Era meglio nascere topi è il nostro spettacolo difficile, ancora stiamo cambiando il finale, giusto per dire la quantità di rimaneggiamenti fatti, considerando che l’idea è nata nel lontano 2017 (vi ricordate che vita spensierata nel 2017?) Il primo titolo con cui abbiamo presentato il lavoro era Mondo gagio. Il termine gagé, in lingua romanì, indica chiunque non sia rom. Il suono era simpatico, ma proprio questa simpatia strideva col contenuto dello spettacolo ed era anche sbagliatissimo usare un termine romanì visto che poi tutto il racconto si svolgeva dall’altra parte: non è uno spettacolo sulla cultura rom ma sull’enorme e terribile violenza che la nostra società riversa su di loro. Quindi abbiamo iniziato a cercare altrove.
La drammaturgia di questo spettacolo è intessuta da frasi e citazioni reali. Anche questo va detto, perché spesso alcune parti sembrano eccessive ma la triste verità è che abbiamo addirittura depurato il linguaggio e che le parti più violente sono, solitamente, proprio quelle vere. La scrittura ha quindi solo rimpastato le parole e esistenti, le abbiamo ripetute, sottolineate, appese a striscioni. È interessante perché la drammatizzazione di un linguaggio che è purtroppo diventato comune sembra quasi svelarlo: la scritta razzista sul muro che non ci stupisce più, appesa in un teatro ci scandalizza e ci infastidisce. Come se il palco ci reinsegnasse a indignarci di fronte a ciò che non ci piace e non vogliamo. Abbiamo fatto interviste, raccolto le nostre esperienze, abbiamo attraversato alcune scuole e visto moltissimi video.

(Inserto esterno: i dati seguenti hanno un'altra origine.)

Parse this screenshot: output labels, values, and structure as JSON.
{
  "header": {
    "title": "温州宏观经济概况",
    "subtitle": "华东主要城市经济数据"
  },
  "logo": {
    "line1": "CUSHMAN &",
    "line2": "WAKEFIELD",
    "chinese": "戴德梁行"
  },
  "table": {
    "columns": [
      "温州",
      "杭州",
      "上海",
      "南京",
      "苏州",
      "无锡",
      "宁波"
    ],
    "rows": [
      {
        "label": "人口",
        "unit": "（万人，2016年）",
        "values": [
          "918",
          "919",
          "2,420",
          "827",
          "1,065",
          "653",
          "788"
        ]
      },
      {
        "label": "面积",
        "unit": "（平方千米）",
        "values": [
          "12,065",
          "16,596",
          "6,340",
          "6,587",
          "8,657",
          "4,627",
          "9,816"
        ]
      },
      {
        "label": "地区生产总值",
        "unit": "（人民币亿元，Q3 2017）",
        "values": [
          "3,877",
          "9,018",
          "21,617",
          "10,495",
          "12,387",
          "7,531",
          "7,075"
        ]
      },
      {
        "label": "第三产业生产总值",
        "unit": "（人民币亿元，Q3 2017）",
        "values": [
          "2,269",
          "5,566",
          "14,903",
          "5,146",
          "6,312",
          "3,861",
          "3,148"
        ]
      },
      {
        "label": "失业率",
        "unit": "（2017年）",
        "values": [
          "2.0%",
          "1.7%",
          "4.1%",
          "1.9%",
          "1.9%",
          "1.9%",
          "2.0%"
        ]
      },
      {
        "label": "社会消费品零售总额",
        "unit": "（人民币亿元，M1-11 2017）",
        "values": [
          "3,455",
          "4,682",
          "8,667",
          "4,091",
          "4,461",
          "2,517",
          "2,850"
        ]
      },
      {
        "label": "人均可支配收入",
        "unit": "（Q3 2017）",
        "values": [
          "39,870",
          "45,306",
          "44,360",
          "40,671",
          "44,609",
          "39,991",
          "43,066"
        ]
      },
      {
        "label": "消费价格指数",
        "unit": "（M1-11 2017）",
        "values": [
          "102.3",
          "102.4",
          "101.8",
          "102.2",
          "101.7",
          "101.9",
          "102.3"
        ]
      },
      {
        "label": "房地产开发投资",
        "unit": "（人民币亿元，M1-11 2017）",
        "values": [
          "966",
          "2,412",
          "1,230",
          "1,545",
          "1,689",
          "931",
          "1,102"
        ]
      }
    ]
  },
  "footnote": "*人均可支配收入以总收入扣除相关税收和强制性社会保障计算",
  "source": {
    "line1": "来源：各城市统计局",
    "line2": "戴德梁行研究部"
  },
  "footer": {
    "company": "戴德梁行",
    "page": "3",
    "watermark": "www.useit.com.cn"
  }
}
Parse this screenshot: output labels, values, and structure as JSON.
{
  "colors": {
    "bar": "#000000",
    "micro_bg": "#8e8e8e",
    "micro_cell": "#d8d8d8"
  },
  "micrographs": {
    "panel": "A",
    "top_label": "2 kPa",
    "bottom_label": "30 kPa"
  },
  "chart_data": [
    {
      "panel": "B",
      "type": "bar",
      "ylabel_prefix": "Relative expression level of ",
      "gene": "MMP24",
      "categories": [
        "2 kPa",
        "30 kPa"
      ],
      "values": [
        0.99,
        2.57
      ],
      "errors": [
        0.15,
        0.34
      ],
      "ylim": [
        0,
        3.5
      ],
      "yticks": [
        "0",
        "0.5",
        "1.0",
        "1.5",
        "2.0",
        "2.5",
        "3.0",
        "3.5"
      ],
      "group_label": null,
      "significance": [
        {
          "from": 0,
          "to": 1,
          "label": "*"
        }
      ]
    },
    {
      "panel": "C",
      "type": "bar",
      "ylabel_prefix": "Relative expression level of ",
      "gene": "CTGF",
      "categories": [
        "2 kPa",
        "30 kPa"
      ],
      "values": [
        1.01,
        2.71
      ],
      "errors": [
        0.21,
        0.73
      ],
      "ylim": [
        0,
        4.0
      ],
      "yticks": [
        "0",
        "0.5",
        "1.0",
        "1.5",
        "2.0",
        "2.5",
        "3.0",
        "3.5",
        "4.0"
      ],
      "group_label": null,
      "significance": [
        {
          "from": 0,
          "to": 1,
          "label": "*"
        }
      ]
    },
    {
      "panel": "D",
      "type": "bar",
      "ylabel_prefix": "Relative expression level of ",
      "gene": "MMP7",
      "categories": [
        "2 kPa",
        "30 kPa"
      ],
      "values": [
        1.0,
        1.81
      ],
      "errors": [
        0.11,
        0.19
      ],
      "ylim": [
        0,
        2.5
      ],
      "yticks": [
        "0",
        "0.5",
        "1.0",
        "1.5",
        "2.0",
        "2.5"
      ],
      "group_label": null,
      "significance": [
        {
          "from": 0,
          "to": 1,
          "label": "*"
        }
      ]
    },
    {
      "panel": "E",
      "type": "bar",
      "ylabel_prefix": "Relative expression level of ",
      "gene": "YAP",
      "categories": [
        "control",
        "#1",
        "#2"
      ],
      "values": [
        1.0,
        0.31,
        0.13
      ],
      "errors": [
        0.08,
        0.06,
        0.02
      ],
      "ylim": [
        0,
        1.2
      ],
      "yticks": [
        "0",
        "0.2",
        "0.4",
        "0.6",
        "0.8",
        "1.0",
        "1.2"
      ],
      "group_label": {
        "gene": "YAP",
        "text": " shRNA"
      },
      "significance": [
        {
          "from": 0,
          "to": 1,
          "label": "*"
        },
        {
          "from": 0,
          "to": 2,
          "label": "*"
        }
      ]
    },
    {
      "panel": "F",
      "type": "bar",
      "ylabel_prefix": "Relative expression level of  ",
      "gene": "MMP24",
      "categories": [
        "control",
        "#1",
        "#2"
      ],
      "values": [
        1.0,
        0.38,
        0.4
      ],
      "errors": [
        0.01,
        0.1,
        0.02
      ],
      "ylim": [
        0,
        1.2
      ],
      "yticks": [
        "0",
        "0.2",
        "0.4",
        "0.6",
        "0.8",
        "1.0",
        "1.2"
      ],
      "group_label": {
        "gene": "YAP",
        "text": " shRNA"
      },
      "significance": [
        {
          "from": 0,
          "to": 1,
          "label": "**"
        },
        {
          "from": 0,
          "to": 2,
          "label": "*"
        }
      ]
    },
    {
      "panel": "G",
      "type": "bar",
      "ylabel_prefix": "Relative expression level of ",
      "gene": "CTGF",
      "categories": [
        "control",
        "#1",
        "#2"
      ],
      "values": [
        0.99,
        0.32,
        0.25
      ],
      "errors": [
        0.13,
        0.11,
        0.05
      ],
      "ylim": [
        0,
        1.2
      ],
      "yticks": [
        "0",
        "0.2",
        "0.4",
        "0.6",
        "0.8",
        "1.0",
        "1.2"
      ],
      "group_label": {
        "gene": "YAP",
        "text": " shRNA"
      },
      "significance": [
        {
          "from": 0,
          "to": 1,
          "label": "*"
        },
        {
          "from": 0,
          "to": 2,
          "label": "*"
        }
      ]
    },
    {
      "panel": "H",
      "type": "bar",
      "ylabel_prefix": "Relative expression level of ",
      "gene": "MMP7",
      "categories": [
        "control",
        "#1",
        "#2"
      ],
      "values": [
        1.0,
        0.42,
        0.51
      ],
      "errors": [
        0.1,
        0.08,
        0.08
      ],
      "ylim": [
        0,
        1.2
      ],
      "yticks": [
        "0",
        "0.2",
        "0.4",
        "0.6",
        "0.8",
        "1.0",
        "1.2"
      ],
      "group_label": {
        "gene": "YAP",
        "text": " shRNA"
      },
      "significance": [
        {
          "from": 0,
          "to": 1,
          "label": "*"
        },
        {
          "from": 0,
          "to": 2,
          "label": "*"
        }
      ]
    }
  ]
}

Ed è stato proprio in uno di quei video che ho trovato l’agghiacciante testimonianza che ci ha portati al titolo. Un breve reportage su alcune proteste contro un campo rom (forse di Torino). Si vede una sorta di lunga processione, è buio, le persone hanno delle candele in mano. Una signora si ferma, guarda in camera, e con assoluta lucidità dice:
Quasi mi dispiace per i topi, costretti a vivere in quelle condizioni.
Con “quelle condizioni” intende il campo rom, dove abitano le persone contro cui lei e i suoi compagni di protesta stanno urlando. Con “quelle condizioni” intende la povertà totale in cui costringiamo a vivere quelli che la nostra società mastica e poi sputa fuori, gli ultimi ancora più ultimi.
Lavorando a questo spettacolo speravo di raccontare altro. Ma quando ho iniziato la mia ricerca il panorama che mi si è presentato davanti è stato devastante. La realtà in cui viviamo ha scelto i rom come capro espiatorio totale, ha costruito una narrazione che li rende il nemico numero uno, il mostro che la sera viene a rubarti il bambino. Lo stereotipo ha coperto qualsiasi altra cosa tanto da non venir più riconosciuto come tale, crediamo di sapere tutto sul popolo rom non conoscendo assolutamente niente. Crediamo di poter etichettare una cultura che è tra le più variegate, sfaccettate, diversificate che esistano e che noi bolliamo semplicemente come “quelli che abitano nei campi”, non fermandoci neanche un attimo per chiederci che responsabilità abbiamo noi nella costruzione e gestione di quei campi e se questi campi li vogliano o meno quelli che ci abitano.
E dunque Era meglio nascere topi è una frase che riassume tutto il nostro devastante razzismo.